Brent slips from 2015 peaks, U.S. crude up on inventory draw

Oilwell  REUTERS/Stringer/File Photo

Global oil prices fell on Wednesday while U.S. crude rallied, after crude stockpiles unexpectedly drew with refiners coming back online following Hurricane Harvey last month.

Brent crude futures slipped from 26-month highs, while U.S. West Texas Intermediate crude rose but stayed below five-month highs. Both benchmarks remained on track for monthly gains on stronger demand as refiners along the U.S. Gulf Coast ramped up production after Harvey crippled capacity.

U.S. crude inventories fell by 1.8 million barrels in the week to Sept. 22, the U.S. Energy Department said. Analysts had forecast an increase of 3.4 million barrels.

The crude draw supported oil prices, but gasoline stocks surprisingly rose and stocks of distillates were down by less than anticipated.

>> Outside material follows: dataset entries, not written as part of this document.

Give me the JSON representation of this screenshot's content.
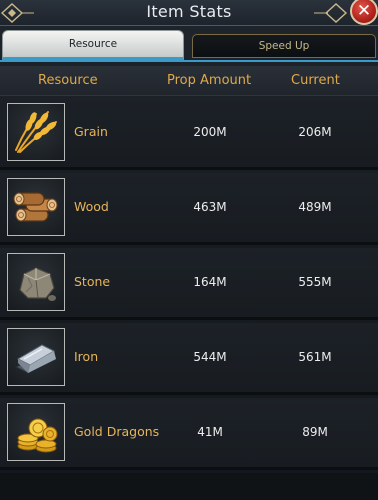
{
  "window": {
    "title": "Item Stats",
    "close_label": "✕"
  },
  "tabs": [
    {
      "label": "Resource",
      "active": true
    },
    {
      "label": "Speed Up",
      "active": false
    }
  ],
  "table": {
    "headers": [
      "Resource",
      "Prop Amount",
      "Current"
    ],
    "rows": [
      {
        "icon": "grain-icon",
        "name": "Grain",
        "prop_amount": "200M",
        "current": "206M"
      },
      {
        "icon": "wood-icon",
        "name": "Wood",
        "prop_amount": "463M",
        "current": "489M"
      },
      {
        "icon": "stone-icon",
        "name": "Stone",
        "prop_amount": "164M",
        "current": "555M"
      },
      {
        "icon": "iron-icon",
        "name": "Iron",
        "prop_amount": "544M",
        "current": "561M"
      },
      {
        "icon": "gold-dragons-icon",
        "name": "Gold Dragons",
        "prop_amount": "41M",
        "current": "89M"
      }
    ]
  },
  "colors": {
    "accent": "#3a9bc9",
    "header_text": "#e0a94a",
    "resource_name": "#e6b45a",
    "close_button": "#c0322a"
  }
}
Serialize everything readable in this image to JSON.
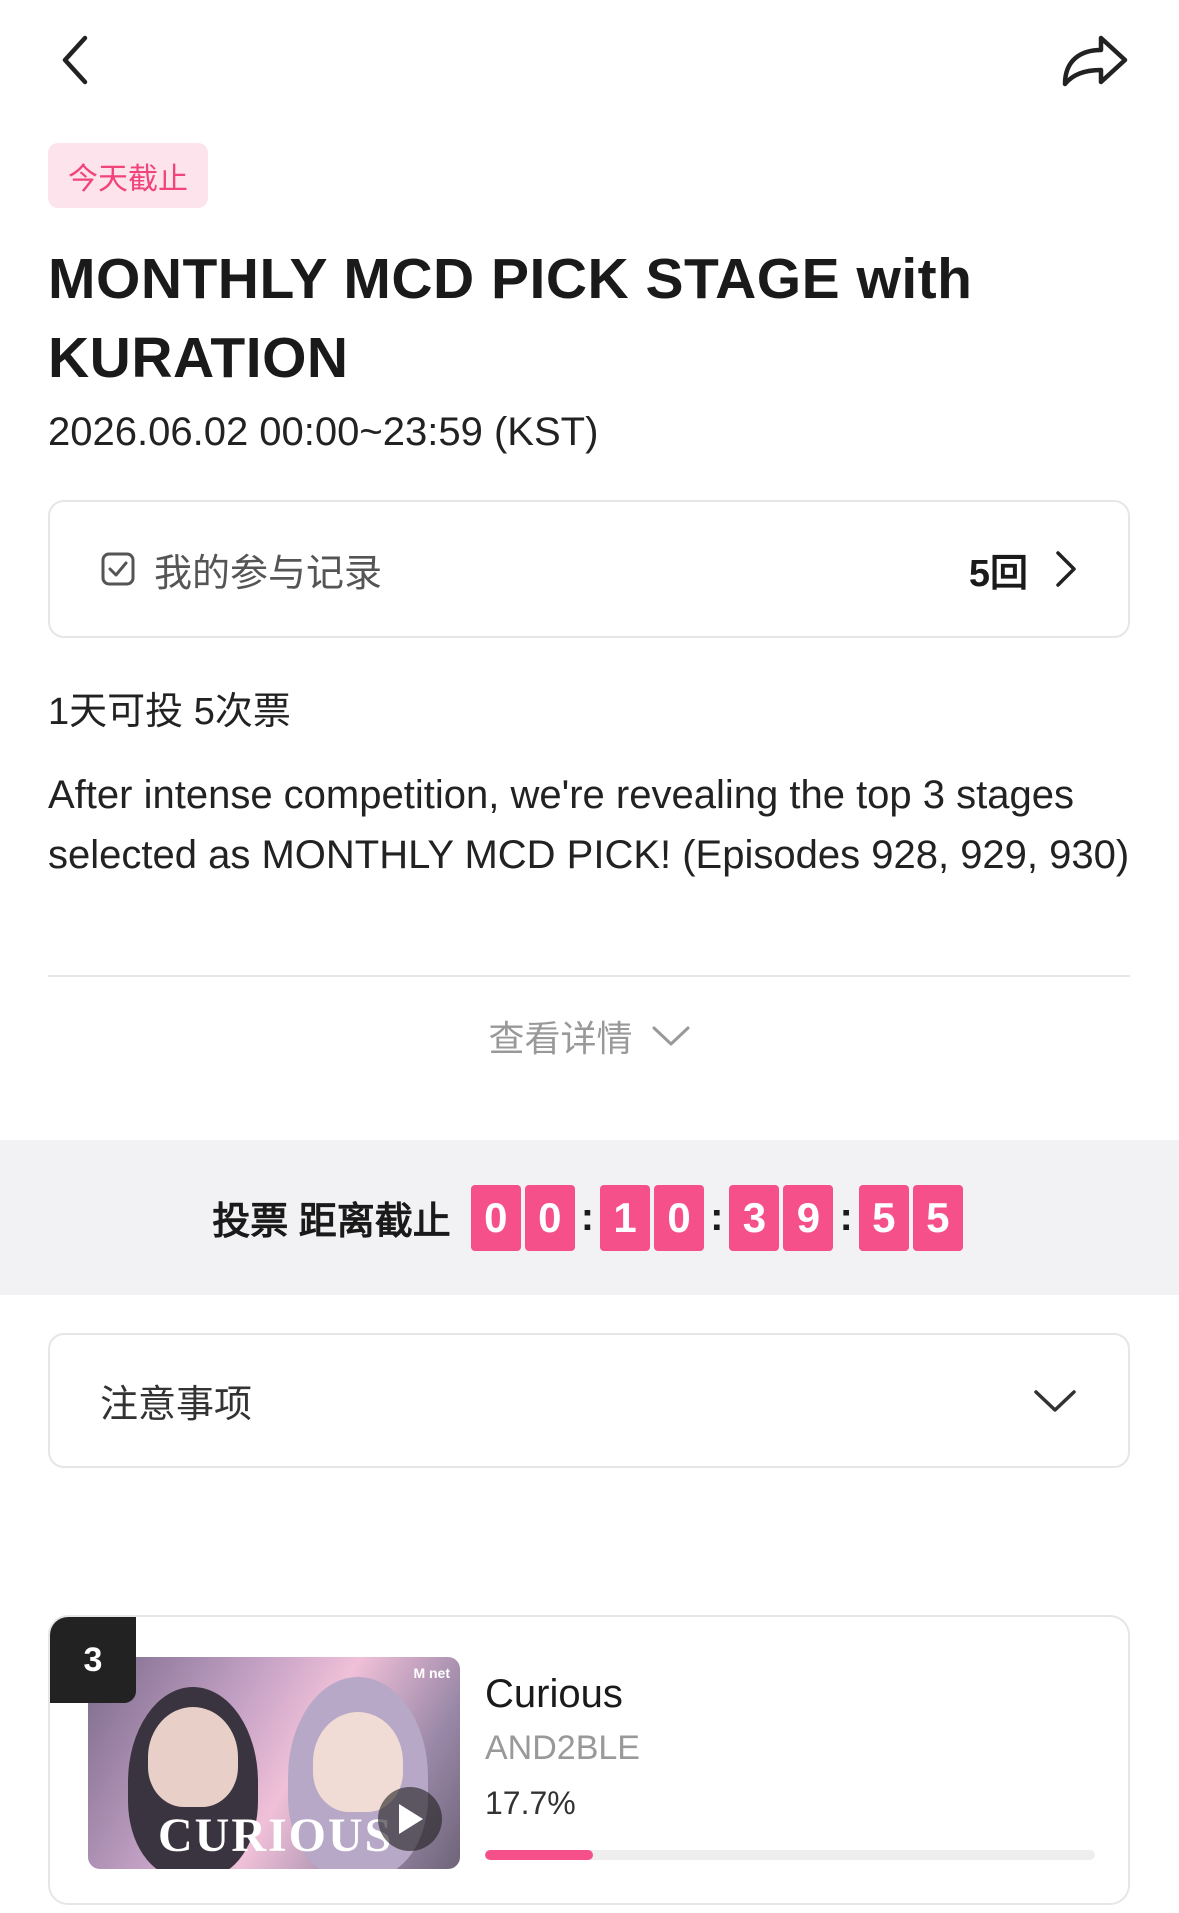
{
  "header": {
    "back_icon": "chevron-left-icon",
    "share_icon": "share-arrow-icon"
  },
  "event": {
    "deadline_badge": "今天截止",
    "title": "MONTHLY MCD PICK STAGE with KURATION",
    "date": "2026.06.02 00:00~23:59 (KST)"
  },
  "participation": {
    "label": "我的参与记录",
    "count": "5回",
    "icon": "checkbox-icon"
  },
  "vote_rule": "1天可投 5次票",
  "description": "After intense competition, we're revealing the top 3 stages selected as MONTHLY MCD PICK! (Episodes 928, 929, 930)",
  "detail_toggle": "查看详情",
  "countdown": {
    "label": "投票 距离截止",
    "digits": [
      "0",
      "0",
      "1",
      "0",
      "3",
      "9",
      "5",
      "5"
    ]
  },
  "notice": {
    "label": "注意事项"
  },
  "candidate": {
    "rank": "3",
    "thumbnail_text": "CURIOUS",
    "thumbnail_logo": "M net",
    "song": "Curious",
    "artist": "AND2BLE",
    "percent_label": "17.7%",
    "percent_value": 17.7
  },
  "colors": {
    "accent": "#f5508a",
    "badge_bg": "#fde4ec",
    "badge_text": "#f0447a"
  }
}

"Gains in WTI oil prices will be capped because of recovering oil production in the U.S.," said Abhishek Kumar, senior energy analyst at Interfax Energy’s Global Gas Analytics in London.

Refinery utilization rates rose by 5.4 percentage points, as most facilities have come back online following Harvey.

The effects of that storm, as well as Hurricane Irma, which struck Florida earlier this month, may dampen demand for some time, potentially increasing gasoline inventories while crude stocks are drawn down thanks to renewed refining activity.

Brent November crude futures were down 62 cents at $57.82 a barrel by 11:45 am EST (1545 GMT), while U.S. November crude futures were up 23 cents at $52.11.

Brent futures are commanding their highest premium over U.S. crude in more than two years, partly because of the quick production response by U.S. shale producers to any uptick in price.

U.S. production rose to 9.55 million barrels a day in the most recent week, though those weekly production figures are subject to large revisions. Exports also increased, hitting a weekly record of 1.5 million barrels a day.

"Seeing exports of U.S. produced crude that large would pose a threat to the level that the Brent-WTI premium can go," said Gene McGillian, manager of market research at Tradition Energy in Stamford, Connecticut.

On Monday, Turkey's repeated threat to cut oil exports from the Kurdistan region in northern Iraq pushed the price close to $60 a barrel for the first time since June 2015.

U.S. gasoline stocks rose by 1.1 million barrels, compared with analysts' expectations in a Reuters poll for a 921,000-barrel drop.

Distillate stockpiles, which include diesel and heating oil, fell 814,000 barrels, the EIA said, not 2.2 million barrels as analysts had expected.

The Organization of the Petroleum Exporting Countries and 11 rival producers, including Russia, have committed to output cuts of 1.8 million bpd between January 2017 and March 2018 to help global supply align with demand.